Eylemde konuşan Türkiye Komünist Partisi (TKP) İzmir İl Başkanı Tuğçe Sezen Gedik, “Resmi rakamlar bile her gün birden fazla kadın öldürülüyor diyor. Bu sayıya şüpheli ölümler dahil değil” dedi. Geçen ay Konak’ta yaşayan 27 yaşındaki Gülben Duru’nun çocuklarının okul çıkışında, polis bekleme noktasına sığınmak istediği hâlde boşandığı kişi tarafından defalarca bıçaklanarak öldürüldüğünü hatırlatan Gedik, “Koruma kararına rağmen öldürülüyor kadınlar. Çalıştıkları işyerlerine geliyor katiller, X-raylerden geçiyorlar, çalıştığı hastanede öldürüyorlar kadınları. Üniversite kampüslerinde öldürülüyorlar” ifadelerini kullandı.
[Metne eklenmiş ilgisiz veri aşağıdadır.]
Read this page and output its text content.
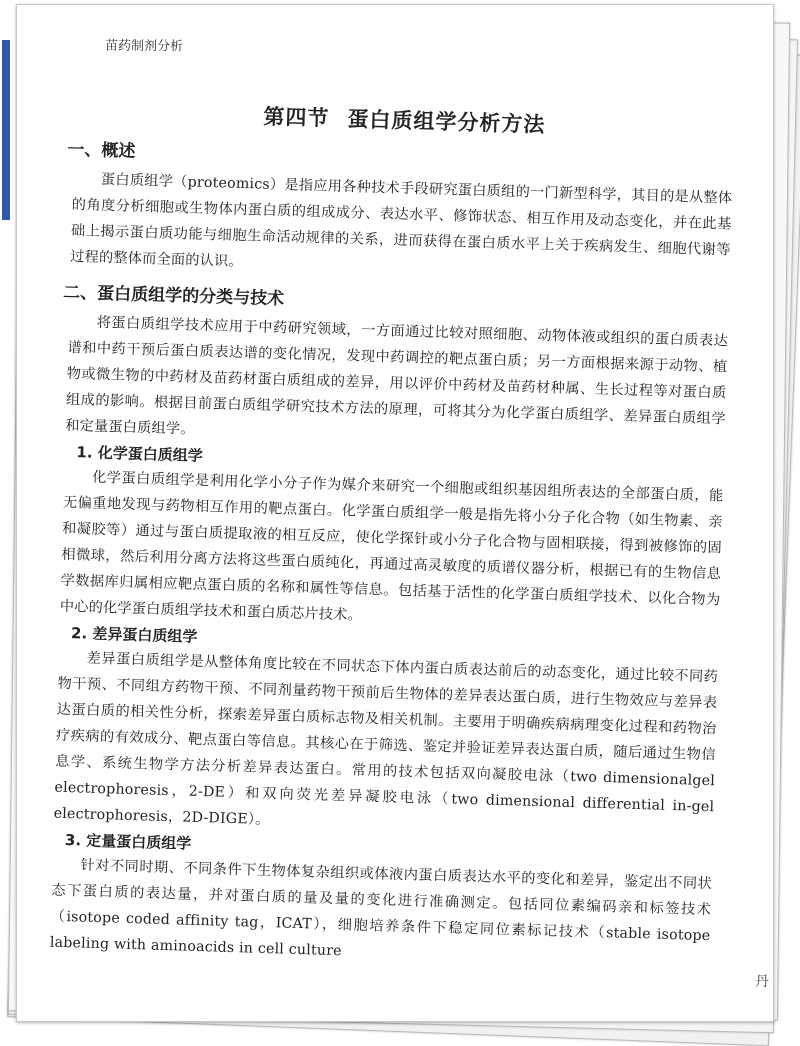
苗药制剂分析
第四节 蛋白质组学分析方法
一、概述

蛋白质组学（proteomics）是指应用各种技术手段研究蛋白质组的一门新型科学，其目的是从整体的角度分析细胞或生物体内蛋白质的组成成分、表达水平、修饰状态、相互作用及动态变化，并在此基础上揭示蛋白质功能与细胞生命活动规律的关系，进而获得在蛋白质水平上关于疾病发生、细胞代谢等过程的整体而全面的认识。

二、蛋白质组学的分类与技术

将蛋白质组学技术应用于中药研究领域，一方面通过比较对照细胞、动物体液或组织的蛋白质表达谱和中药干预后蛋白质表达谱的变化情况，发现中药调控的靶点蛋白质；另一方面根据来源于动物、植物或微生物的中药材及苗药材蛋白质组成的差异，用以评价中药材及苗药材种属、生长过程等对蛋白质组成的影响。根据目前蛋白质组学研究技术方法的原理，可将其分为化学蛋白质组学、差异蛋白质组学和定量蛋白质组学。

1. 化学蛋白质组学

化学蛋白质组学是利用化学小分子作为媒介来研究一个细胞或组织基因组所表达的全部蛋白质，能无偏重地发现与药物相互作用的靶点蛋白。化学蛋白质组学一般是指先将小分子化合物（如生物素、亲和凝胶等）通过与蛋白质提取液的相互反应，使化学探针或小分子化合物与固相联接，得到被修饰的固相微球，然后利用分离方法将这些蛋白质纯化，再通过高灵敏度的质谱仪器分析，根据已有的生物信息学数据库归属相应靶点蛋白质的名称和属性等信息。包括基于活性的化学蛋白质组学技术、以化合物为中心的化学蛋白质组学技术和蛋白质芯片技术。

2. 差异蛋白质组学

差异蛋白质组学是从整体角度比较在不同状态下体内蛋白质表达前后的动态变化，通过比较不同药物干预、不同组方药物干预、不同剂量药物干预前后生物体的差异表达蛋白质，进行生物效应与差异表达蛋白质的相关性分析，探索差异蛋白质标志物及相关机制。主要用于明确疾病病理变化过程和药物治疗疾病的有效成分、靶点蛋白等信息。其核心在于筛选、鉴定并验证差异表达蛋白质，随后通过生物信息学、系统生物学方法分析差异表达蛋白。常用的技术包括双向凝胶电泳（two dimensionalgel electrophoresis，2-DE）和双向荧光差异凝胶电泳（two dimensional differential in-gel electrophoresis，2D-DIGE）。

3. 定量蛋白质组学

针对不同时期、不同条件下生物体复杂组织或体液内蛋白质表达水平的变化和差异，鉴定出不同状态下蛋白质的表达量，并对蛋白质的量及量的变化进行准确测定。包括同位素编码亲和标签技术（isotope coded affinity tag，ICAT），细胞培养条件下稳定同位素标记技术（stable isotope labeling with aminoacids in cell culture

丹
“Nefes almak için bile yan yana gelmek zorundayız”
Gedik, “Güçlü Türkiye mavalları okuyanlar, ‘Uçan kuştan haberimiz var’ diyenler kadınları korumuyorlar, kadınların göz göre göre öldürülmesini izliyorlar. Her yerde kameralar var ama katilleri bulamıyorlar” dedi. İktidarın kadın cinayetlerine ilişkin paylaştığı rakamlara da değinen Gedik, “Bir de utanmadan çıkıp, ‘İktidarımızda kadın cinayetleri azaldı’ diyorlar. Yalan söylüyorlar; sizin iktidarınızdır bu şiddeti yaratan, sizin iktidarınızdır kadınları öldüren, onları korumayan! Nefes almak için bile yan yana gelmek zorundayız” diye konuştu.
Üniversiteli KDK’lılar kampüslerden seslendi
Eylemlerin bir diğer adresi de üniversite kampüsleri oldu. Ankara Üniversitesi Dil ve Tarih-Coğrafya, Dokuz Eylül Üniversitesi, İstanbul Üniversitesi ve Anadolu Üniversitesi’nde düzenlenen eylemlerde öğrenciler, “Rojinler, Gülistanlar, Şuleler… Soruşturmalarda delillerin karartılması, cinayetlere intihar süsü verilmeye çalışılması, kayıpların bulunamaması şiddettir” dedi.
“İlan ediyoruz iki elimiz yakanızda”
Şiddete uğrayan tüm kadınlar için bir araya gelen öğrenciler, tüm ülkede olduğu gibi kampüslerde de artan şiddete dikkat çekti, hesap soracaklarını belirtti. KDK’lı üniversite öğrencilerinin 4 ilde yaptıkları ortak açıklamalarında şu ifadelere yer verildi:
“Bugün soracağız arkadaşlar, öldürülmek kadınların kaderi mi? Kadınlar uzaklaştırma kararlarına, elektronik kelepçelere rağmen öldürülüyor, polis noktasına sığınmasına rağmen öldürülüyor, kendilerini yaralayanlar cezaevine girmesine rağmen onlar izne çıktığında öldürülüyor, yetmiyor onlarca güvenliğin olduğu kampüslerin içinde öldürülüyor. Bize ise sadece anma yapmayı, cenaze kaldırmayı reva görüyorlar. Göz göre göre kadınların katledilmesine göz yumup istiyorlar ki biz de sorumlulara, suç ortaklarına sessiz kalalım. Çok beklersiniz. Anmak için değil bütün suç ortaklarından tek tek hesap sormak için buradayız. İlan ediyoruz iki elimiz yakanızda.”